We asked Caucci about the firm’s secret sauce and how its particular brand of short burst mobile gamification seems to be attracting and retaining customers.

“The easy way to answer it is there are good games and there are bad games. And I think that when we built 1Huddle, we were very disciplined around making sure that the game was competitive. Also, the games were employees first. So many enterprise products miss by making it all about the admin or all about the brand or all about the enterprise,” he said.

“We were very, very disciplined that our product is about empowering the workers. All our product decisions were about the workers. The third part is that, unlike so many gamification products that attempt to motivate employees to do things, our product motivates employees and simultaneously makes them better at their work. I think there’s a difference between using gamification as a ploy to get an employee to complete more activities versus using it to help them perform better at work. So, we are very focused on the performance component.”

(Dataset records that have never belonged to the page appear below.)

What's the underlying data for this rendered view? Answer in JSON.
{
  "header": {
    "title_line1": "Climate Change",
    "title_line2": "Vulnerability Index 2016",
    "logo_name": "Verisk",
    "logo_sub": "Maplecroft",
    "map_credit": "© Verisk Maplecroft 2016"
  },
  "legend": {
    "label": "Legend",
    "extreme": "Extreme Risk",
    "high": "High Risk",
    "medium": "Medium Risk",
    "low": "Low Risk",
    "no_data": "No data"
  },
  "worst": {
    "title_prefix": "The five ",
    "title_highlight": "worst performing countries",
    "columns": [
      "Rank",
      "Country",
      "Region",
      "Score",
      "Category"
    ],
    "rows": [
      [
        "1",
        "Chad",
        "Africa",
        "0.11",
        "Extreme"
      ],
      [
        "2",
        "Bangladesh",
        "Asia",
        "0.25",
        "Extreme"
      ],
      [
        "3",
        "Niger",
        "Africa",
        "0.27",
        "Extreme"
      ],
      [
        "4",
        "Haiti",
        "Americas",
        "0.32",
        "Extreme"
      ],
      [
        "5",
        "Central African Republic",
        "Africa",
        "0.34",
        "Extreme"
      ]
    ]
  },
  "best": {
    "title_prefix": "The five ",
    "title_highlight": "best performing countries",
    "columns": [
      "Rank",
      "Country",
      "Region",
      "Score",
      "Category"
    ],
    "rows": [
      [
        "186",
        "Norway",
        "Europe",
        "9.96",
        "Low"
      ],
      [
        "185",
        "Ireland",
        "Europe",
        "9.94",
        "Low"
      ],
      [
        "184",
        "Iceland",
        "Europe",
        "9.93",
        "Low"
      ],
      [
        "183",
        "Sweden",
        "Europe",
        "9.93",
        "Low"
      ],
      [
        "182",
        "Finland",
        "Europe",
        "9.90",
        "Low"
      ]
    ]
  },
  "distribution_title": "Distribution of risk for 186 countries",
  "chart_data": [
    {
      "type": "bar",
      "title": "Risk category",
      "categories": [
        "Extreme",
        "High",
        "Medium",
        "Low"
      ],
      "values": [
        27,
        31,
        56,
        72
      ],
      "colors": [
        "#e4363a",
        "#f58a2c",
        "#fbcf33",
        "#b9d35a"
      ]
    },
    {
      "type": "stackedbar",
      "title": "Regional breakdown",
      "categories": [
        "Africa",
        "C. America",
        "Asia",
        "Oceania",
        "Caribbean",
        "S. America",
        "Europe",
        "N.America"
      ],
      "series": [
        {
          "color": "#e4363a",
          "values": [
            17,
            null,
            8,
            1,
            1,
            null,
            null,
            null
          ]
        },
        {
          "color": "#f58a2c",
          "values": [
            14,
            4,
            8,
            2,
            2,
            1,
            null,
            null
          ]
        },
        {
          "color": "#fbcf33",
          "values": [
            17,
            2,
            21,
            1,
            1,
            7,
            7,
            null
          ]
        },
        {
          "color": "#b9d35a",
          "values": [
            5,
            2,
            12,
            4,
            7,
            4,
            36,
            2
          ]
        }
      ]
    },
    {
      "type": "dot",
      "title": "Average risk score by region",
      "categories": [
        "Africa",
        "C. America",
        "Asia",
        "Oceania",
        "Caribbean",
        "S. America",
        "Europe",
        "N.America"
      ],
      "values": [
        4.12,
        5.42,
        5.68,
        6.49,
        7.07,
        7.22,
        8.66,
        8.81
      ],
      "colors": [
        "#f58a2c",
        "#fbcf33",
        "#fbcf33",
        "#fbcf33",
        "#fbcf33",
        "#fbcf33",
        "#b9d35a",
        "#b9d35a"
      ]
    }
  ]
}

Caucci is happy to be growing his company in Newark, and he told us why. “So many startups chase the razzle dazzle of New York or other cities. Newark has allowed us the opportunity to grow responsibly, in a disciplined fashion. And at the same time, we were able to really get connected to our roots. We have a higher purpose for what we’re doing as a brand and as a workforce company.”

He added, “We do a lot of work with the city, and they use our games in their job readiness programs. That’s awesome.” But the city has also done a lot for 1Huddle. “It’s taught us so much about what we’re building. I would have never gotten that being in a WeWork in Times Square. We were able to go into the weeds and see how it was being used, and all that.”

After the experience in Newark, Sales Huddle was rebranded as 1Huddle, he said. “There is only one workforce. Folks at all corners of the workforce impact companies. You can’t be a workforce company today and focus only on one demographic. We wanted to create something that was leveling up everyone. We would have never gotten that being isolated in a shared space in New York.”